Hyundai i40 1.7 CRDi: pogoń za Europą
Koreańczycy od wielu lat mają problem z dogonieniem Europy w segmencie D. Zarówno Hyundai jak i Kia znacznie lepiej pod tym względem wypadają w Stanach Zjednoczonych. Czy lifting i40 coś zmieni w tej kwestii? Auto jest spore, nieźle wygląda, a do tego zostało wyposażone w oszczędne silniki wysokoprężne. W skutecznej walce o klienta kluczowa jest też cena, która w tym przypadku może stanowić sporą przeszkodę.
Lifting i40 dodał koreańskiej sylwetce atrakcyjności. Największe zmiany przeprowadzono w przedniej części pojazdu, gdzie pojawiły się nowe biksenonowe reflektory z inaczej ułożonymi LED-ami do jazdy dziennej, a także przeprojektowany zderzak. Azjatyccy kreślarze postawili też na sporych rozmiarów grill i diodową listwę w miejscu przeciwmgłowych świateł. Z tyłu w oczy rzuca się wydatna lotka przytwierdzona do szczytu pokrywy bagażnika, jak również klosze zachodzące na błotniki. W specyfikacji Style dostaniemy 17-calowe aluminiowe obręcze oraz przyciemnione szyby boczne. Całość wygląda dobrze, zwłaszcza w połączeniu z białym, perłowym lakierem nadwozia.
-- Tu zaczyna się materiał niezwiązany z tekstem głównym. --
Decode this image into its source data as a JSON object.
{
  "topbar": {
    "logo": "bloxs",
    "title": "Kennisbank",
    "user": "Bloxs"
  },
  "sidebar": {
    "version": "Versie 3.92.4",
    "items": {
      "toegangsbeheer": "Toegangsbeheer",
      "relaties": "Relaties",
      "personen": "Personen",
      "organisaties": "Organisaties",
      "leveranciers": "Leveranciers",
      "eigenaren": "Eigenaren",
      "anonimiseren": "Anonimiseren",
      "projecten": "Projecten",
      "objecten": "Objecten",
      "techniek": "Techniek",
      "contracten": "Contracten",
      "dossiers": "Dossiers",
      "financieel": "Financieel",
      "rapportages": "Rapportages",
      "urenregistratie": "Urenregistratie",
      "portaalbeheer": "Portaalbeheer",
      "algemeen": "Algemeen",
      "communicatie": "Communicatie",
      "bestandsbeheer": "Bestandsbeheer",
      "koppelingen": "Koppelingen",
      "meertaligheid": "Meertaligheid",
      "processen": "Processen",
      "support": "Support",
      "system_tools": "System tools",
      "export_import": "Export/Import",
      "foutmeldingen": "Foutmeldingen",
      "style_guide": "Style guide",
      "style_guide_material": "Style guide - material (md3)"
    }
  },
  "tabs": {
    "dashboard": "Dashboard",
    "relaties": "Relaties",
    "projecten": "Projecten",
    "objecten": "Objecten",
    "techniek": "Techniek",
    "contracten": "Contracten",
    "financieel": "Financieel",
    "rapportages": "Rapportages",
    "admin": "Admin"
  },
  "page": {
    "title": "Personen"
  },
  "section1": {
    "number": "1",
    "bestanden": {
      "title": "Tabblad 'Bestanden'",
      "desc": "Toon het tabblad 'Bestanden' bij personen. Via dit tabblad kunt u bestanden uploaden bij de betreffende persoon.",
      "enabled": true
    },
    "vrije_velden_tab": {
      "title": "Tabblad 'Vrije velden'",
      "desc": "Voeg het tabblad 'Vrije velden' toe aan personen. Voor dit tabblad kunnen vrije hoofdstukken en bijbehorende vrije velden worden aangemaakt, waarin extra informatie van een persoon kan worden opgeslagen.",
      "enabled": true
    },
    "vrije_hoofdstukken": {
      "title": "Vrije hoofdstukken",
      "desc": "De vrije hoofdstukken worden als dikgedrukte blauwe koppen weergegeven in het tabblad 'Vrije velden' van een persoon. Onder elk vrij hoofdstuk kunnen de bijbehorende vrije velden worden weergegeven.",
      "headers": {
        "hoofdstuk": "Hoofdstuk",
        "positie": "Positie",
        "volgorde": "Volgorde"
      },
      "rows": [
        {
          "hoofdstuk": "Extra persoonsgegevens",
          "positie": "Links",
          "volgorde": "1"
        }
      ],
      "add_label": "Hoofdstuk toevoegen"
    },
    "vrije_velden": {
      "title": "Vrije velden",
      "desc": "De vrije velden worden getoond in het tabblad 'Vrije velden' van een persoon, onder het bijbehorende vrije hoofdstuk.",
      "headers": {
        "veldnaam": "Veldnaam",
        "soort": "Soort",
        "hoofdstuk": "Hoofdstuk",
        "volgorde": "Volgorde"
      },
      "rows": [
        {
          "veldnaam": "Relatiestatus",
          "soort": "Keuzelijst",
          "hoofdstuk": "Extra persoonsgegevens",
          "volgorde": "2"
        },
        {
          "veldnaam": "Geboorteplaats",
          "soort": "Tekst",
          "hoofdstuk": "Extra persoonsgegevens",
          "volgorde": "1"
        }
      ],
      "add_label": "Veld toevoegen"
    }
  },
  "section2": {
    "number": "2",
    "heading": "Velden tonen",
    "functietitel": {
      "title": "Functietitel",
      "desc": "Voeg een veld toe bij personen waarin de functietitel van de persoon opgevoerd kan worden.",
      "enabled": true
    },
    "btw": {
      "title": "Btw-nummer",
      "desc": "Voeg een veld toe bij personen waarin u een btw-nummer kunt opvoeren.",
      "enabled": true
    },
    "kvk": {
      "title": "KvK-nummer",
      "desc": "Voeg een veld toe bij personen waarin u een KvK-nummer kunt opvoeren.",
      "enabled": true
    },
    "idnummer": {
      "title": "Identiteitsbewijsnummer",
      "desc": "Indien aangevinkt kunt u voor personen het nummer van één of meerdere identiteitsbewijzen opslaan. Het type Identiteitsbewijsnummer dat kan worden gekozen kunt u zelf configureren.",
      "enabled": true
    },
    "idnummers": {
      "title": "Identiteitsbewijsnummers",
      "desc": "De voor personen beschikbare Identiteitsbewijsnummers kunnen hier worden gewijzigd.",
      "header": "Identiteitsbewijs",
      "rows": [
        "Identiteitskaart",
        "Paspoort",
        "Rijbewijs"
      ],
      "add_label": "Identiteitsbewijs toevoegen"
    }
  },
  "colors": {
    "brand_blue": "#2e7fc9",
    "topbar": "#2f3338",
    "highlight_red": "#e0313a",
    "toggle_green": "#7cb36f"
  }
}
Wnętrze 477-centymetrowego kombi jest przestronne i to główny jego atut. Miejsca z przodu nie brakuje, choć siedziska ustawiono dość wysoko. Z tyłu wygodnie usiądzie dwóch rosłych pasażerów. Przestrzeni na wysokości barków, kolan i nad głowami jest wystarczająco dużo. Bagażnik o pojemność 553 litrów ma regularny kształt, przez co łatwo zapakować sporych rozmiarów przedmioty. Do dyspozycji użytkownika pozostają siatki i praktyczne uchwyty. W razie potrzeby, stosunkowo łatwo złożyć asymetryczne oparcie kanapy i uzyskać dostęp do 1719 litrów. Przewiezienie pralki, lodówki i telewizora nie powinno stanowić najmniejszego problemu.
Jakość materiałów wykończeniowych nie zachwyca. Solidnie spasowane plastiki są gdzieniegdzie stanowczo zbyt twarde i nieprzyjemne. Górną część kokpitu wyłożono miękkimi tworzywami, podobnie jak boczki drzwiowe. Pewnie za to leży w dłoniach wielofunkcyjna, trójramienna kierownica. W specyfikacji Style wzbogacono ją o podgrzewanie, którego przycisk ukryto w mało dostępnym i niewidocznym miejscu, z lewej strony kolumny kierowniczej. Sam mechanizm działa za to efektywnie, skutecznie rozgrzewając dłonie podczas silnych mrozów.
Rozkład przycisków nie pozostawia wiele do życzenia. Ergonomia znajduje się na wysokim poziomie, a seryjny w tej wersji system multimedialny z 7-calowym wyświetlaczem nie nastręcza trudności w obsłudze. Ma też niezłą szatę graficzną, choć wyraźnie odstaje od rozwiązania stosowanego w Volkswagenie, czy Skodzie. Niemniej, współpracuje z zewnętrznymi nośnikami pamięci oraz kamerą cofania. W niższych konfiguracjach wymaga dopłaty w wysokości 5500 złotych.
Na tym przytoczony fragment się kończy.